100 anos de Saramago



Estávamos no Verão de 94 ou 95 quando li o meu primeiro Saramago. Em viagem com colegas de faculdade - uns magníficos dias numa isolada aldeia transmontana, com passeios na natureza e banhos de rio - e eis que a leitura (que já não me recordo qual fosse) que tinha levado se esgota. É certo que o convívio e os aguerridos jogos de poker ocupavam a maior parte do tempo, mas a leitura, prazer partilhado por todos, cumpria a sua função de nos desgarrar do grupo e nos proporcionar alguns desejados momentos de reclusão.

Como dizia, estava eu nos meus 21 anos e de repente sem nada para ler. Calhou uma amiga terminar "O Evangelho segundo Jesus Cristo" (a polémica obra que desde 1991 alimentava burburinho), e sem outra alternativa, confesso que até algo conformada, encetei a sua leitura.


Foi apenas o primeiro.

A este (que ainda está em minha casa nunca tendo sido devolvido - Sónia Pó, sou eu que o tenho...) seguiram-se muitos outros. Não me lembro por que ordem, mas fui-me deixando envolver por essa forma única que Saramago tem de nos apresentar novos olhares sobre temáticas tidas como certas e indiscutíveis. "O ensaio sobre a cegueira", "Todos os nomes", "O homem duplicado", "Caim", "As intermitências da morte" (o meu favorito), "A viagem do elefante", "Claraboia".

Lá pelo meio fui procurar "Terra de pecado" o primeiro romance publicado do autor, com uma grande curiosidade de poder aceder aos seus primeiros passos como escritor, na altura (1947) ainda longe do seu estilo literário tão próprio.


Saramago escrevia como quem se apodera das regas canónicas da edição de texto e da gramática, e usa (no sentido mais nobre do termo) as palavras escritas como prolongamentos do seu pensamento. As palavras, e as regras, em Saramago são instrumentos, utensílios, que podem ser brincados, explorados, apropriados e postos assim ao serviço da tradução das suas ideias em histórias contadas com mestria.

É este aspecto lúdico que destaco hoje.

Homem de fortes convicções, de ideias (umas mais outras menos) originais, de ideais conhecidos, que tem na sua obra uma indiscutível componente de critica social, de questionamento de valores, e uma vontade de cutucar as certezas, de desassossegar, de questionar o que temos como garantido, desconstruindo a ordem das coisas, parece-me a mim que teve este condão de conseguir brincar com as ideias.


Encontro no estilo/pensamento de Saramago semelhanças com o pensamento analítico. A investigação que leva a cabo nos seus livros, explorando uma ideia e levando-nos consigo nessa viagem, não pretende dar-nos respostas rápidas nem percursos lineares. Abraça a complexidade de um conceito, empresta-nos novos vértices para observarmos os fenómenos, procura com o leitor a produção de pensamento/conhecimento. Sendo maioritariamente um narrador participante, tal como o analista com o seu paciente, procura verdades transitórias e inacabadas, sempre passíveis de melhoramento, aproveitando a desorganização/desconstrução da realidade para promover o recurso à criatividade e a abertura a novas ideias.
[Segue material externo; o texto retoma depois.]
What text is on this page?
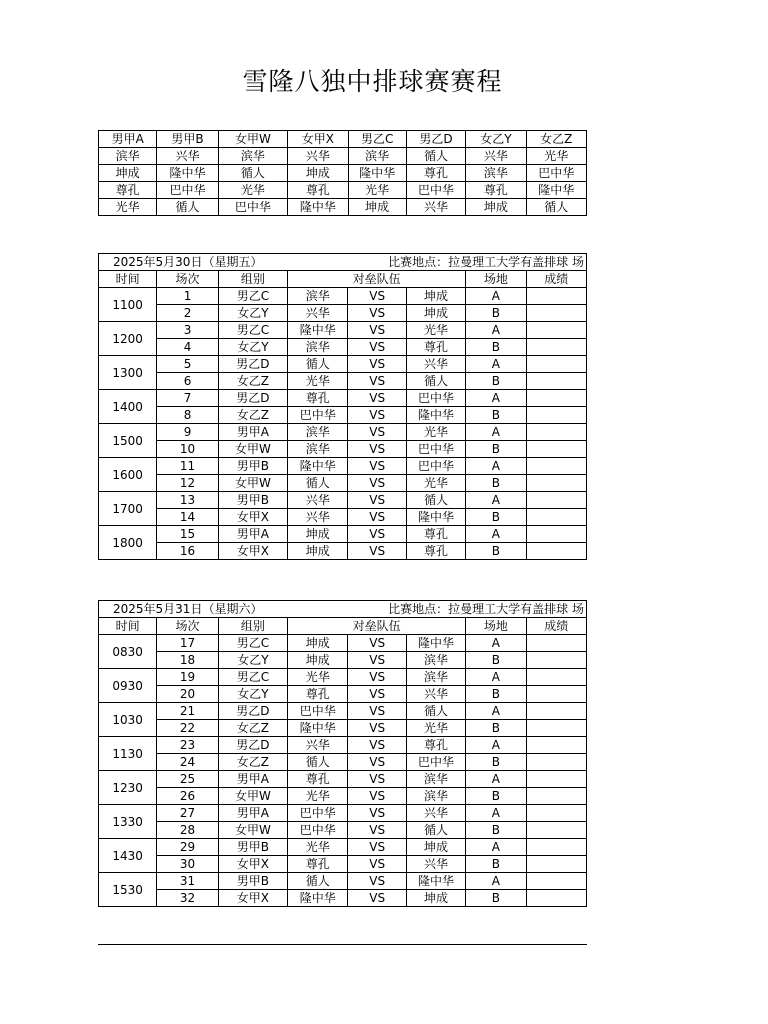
雪隆八独中排球赛赛程
男甲A	男甲B	女甲W	女甲X	男乙C	男乙D	女乙Y	女乙Z
滨华	兴华	滨华	兴华	滨华	循人	兴华	光华
坤成	隆中华	循人	坤成	隆中华	尊孔	滨华	巴中华
尊孔	巴中华	光华	尊孔	光华	巴中华	尊孔	隆中华
光华	循人	巴中华	隆中华	坤成	兴华	坤成	循人
2025年5月30日（星期五） 比赛地点：拉曼理工大学有盖排球 场							

时间	场次	组别	对垒队伍			场地	成绩
1100	1	男乙C	滨华	VS	坤成	A	
	2	女乙Y	兴华	VS	坤成	B	
1200	3	男乙C	隆中华	VS	光华	A	
	4	女乙Y	滨华	VS	尊孔	B	
1300	5	男乙D	循人	VS	兴华	A	
	6	女乙Z	光华	VS	循人	B	
1400	7	男乙D	尊孔	VS	巴中华	A	
	8	女乙Z	巴中华	VS	隆中华	B	
1500	9	男甲A	滨华	VS	光华	A	
	10	女甲W	滨华	VS	巴中华	B	
1600	11	男甲B	隆中华	VS	巴中华	A	
	12	女甲W	循人	VS	光华	B	
1700	13	男甲B	兴华	VS	循人	A	
	14	女甲X	兴华	VS	隆中华	B	
1800	15	男甲A	坤成	VS	尊孔	A	
	16	女甲X	坤成	VS	尊孔	B	
2025年5月31日（星期六） 比赛地点：拉曼理工大学有盖排球 场							

时间	场次	组别	对垒队伍			场地	成绩
0830	17	男乙C	坤成	VS	隆中华	A	
	18	女乙Y	坤成	VS	滨华	B	
0930	19	男乙C	光华	VS	滨华	A	
	20	女乙Y	尊孔	VS	兴华	B	
1030	21	男乙D	巴中华	VS	循人	A	
	22	女乙Z	隆中华	VS	光华	B	
1130	23	男乙D	兴华	VS	尊孔	A	
	24	女乙Z	循人	VS	巴中华	B	
1230	25	男甲A	尊孔	VS	滨华	A	
	26	女甲W	光华	VS	滨华	B	
1330	27	男甲A	巴中华	VS	兴华	A	
	28	女甲W	巴中华	VS	循人	B	
1430	29	男甲B	光华	VS	坤成	A	
	30	女甲X	尊孔	VS	兴华	B	
1530	31	男甲B	循人	VS	隆中华	A	
	32	女甲X	隆中华	VS	坤成	B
Consumo Saramago com moderação, acontece-me isso com certos autores, pela simples razão de não querer chegar ao dia em que direi "Já li tudo de Saramago", tenho ainda, e felizmente, algumas grandes obras para ler.

Hoje, 16 de Novembro de 2022, faz 100 anos do nascimento de José Saramago.
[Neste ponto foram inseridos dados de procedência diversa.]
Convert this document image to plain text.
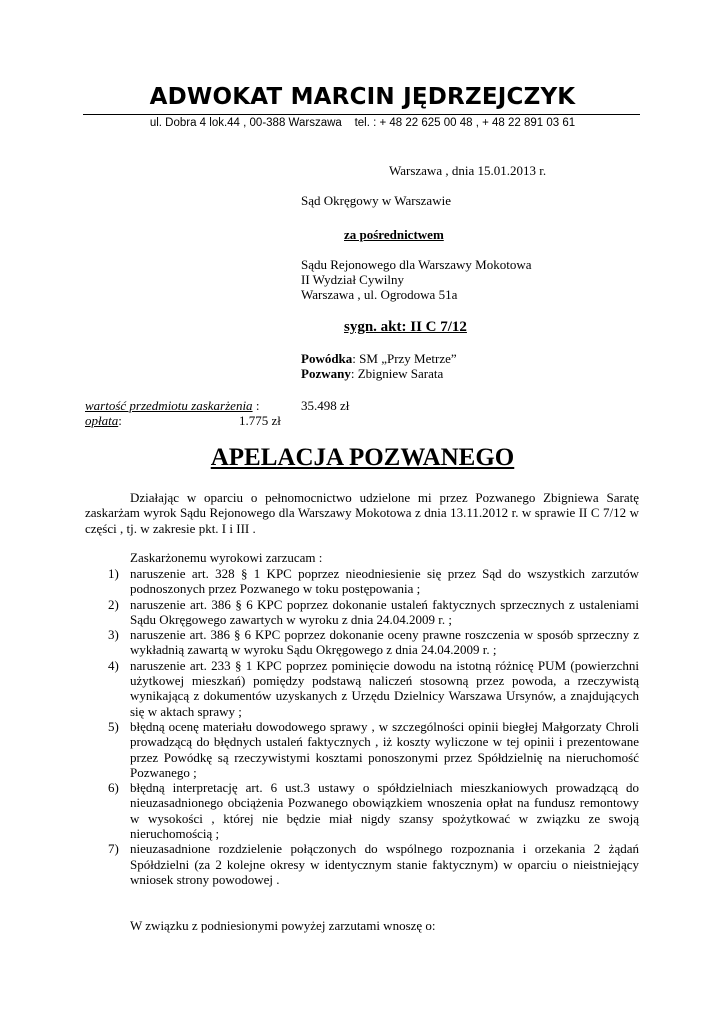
ADWOKAT MARCIN JĘDRZEJCZYK
ul. Dobra 4 lok.44 , 00-388 Warszawa    tel. : + 48 22 625 00 48 , + 48 22 891 03 61
Warszawa , dnia 15.01.2013 r.
Sąd Okręgowy w Warszawie
za pośrednictwem
Sądu Rejonowego dla Warszawy Mokotowa
II Wydział Cywilny
Warszawa , ul. Ogrodowa 51a
sygn. akt: II C 7/12
Powódka: SM „Przy Metrze”
Pozwany: Zbigniew Sarata
wartość przedmiotu zaskarżenia :	35.498 zł
opłata:	1.775 zł
APELACJA POZWANEGO
Działając w oparciu o pełnomocnictwo udzielone mi przez Pozwanego Zbigniewa Saratę zaskarżam wyrok Sądu Rejonowego dla Warszawy Mokotowa z dnia 13.11.2012 r. w sprawie II C 7/12 w części , tj. w zakresie pkt. I i III .
Zaskarżonemu wyrokowi zarzucam :
1) naruszenie art. 328 § 1 KPC poprzez nieodniesienie się przez Sąd do wszystkich zarzutów podnoszonych przez Pozwanego w toku postępowania ;
2) naruszenie art. 386 § 6 KPC poprzez dokonanie ustaleń faktycznych sprzecznych z ustaleniami Sądu Okręgowego zawartych w wyroku z dnia 24.04.2009 r. ;
3) naruszenie art. 386 § 6 KPC poprzez dokonanie oceny prawne roszczenia w sposób sprzeczny z wykładnią zawartą w wyroku Sądu Okręgowego z dnia 24.04.2009 r. ;
4) naruszenie art. 233 § 1 KPC poprzez pominięcie dowodu na istotną różnicę PUM (powierzchni użytkowej mieszkań) pomiędzy podstawą naliczeń stosowną przez powoda, a rzeczywistą wynikającą z dokumentów uzyskanych z Urzędu Dzielnicy Warszawa Ursynów, a znajdujących się w aktach sprawy ;
5) błędną ocenę materiału dowodowego sprawy , w szczególności opinii biegłej Małgorzaty Chroli prowadzącą do błędnych ustaleń faktycznych , iż koszty wyliczone w tej opinii i prezentowane przez Powódkę są rzeczywistymi kosztami ponoszonymi przez Spółdzielnię na nieruchomość Pozwanego ;
6) błędną interpretację art. 6 ust.3 ustawy o spółdzielniach mieszkaniowych prowadzącą do nieuzasadnionego obciążenia Pozwanego obowiązkiem wnoszenia opłat na fundusz remontowy w wysokości , której nie będzie miał nigdy szansy spożytkować w związku ze swoją nieruchomością ;
7) nieuzasadnione rozdzielenie połączonych do wspólnego rozpoznania i orzekania 2 żądań Spółdzielni (za 2 kolejne okresy w identycznym stanie faktycznym) w oparciu o nieistniejący wniosek strony powodowej .
W związku z podniesionymi powyżej zarzutami wnoszę o:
E por isso, poisei o livro que tinha em mãos num intervalo entre sessões, porque creio, convictamente, que a literatura é um alimento fundamental na dieta de qualquer psicanalista, e quis falar-vos do que a mim me liga a este escritor maior.

E fico com vontade de voltar a lê-lo. Um destes dias mergulharei novamente “num Saramago”!


É preciso ver o que não foi visto, ver outra vez o que se viu já, ver na Primavera o que se vira no Verão, ver de dia o que se viu de noite, com Sol onde primeiramente a chuva caía, ver a seara verde, o fruto maduro, a pedra que mudou de lugar, a sombra que aqui não estava.” *

* Jose Saramago in Cadernos de Lanzarote (1994).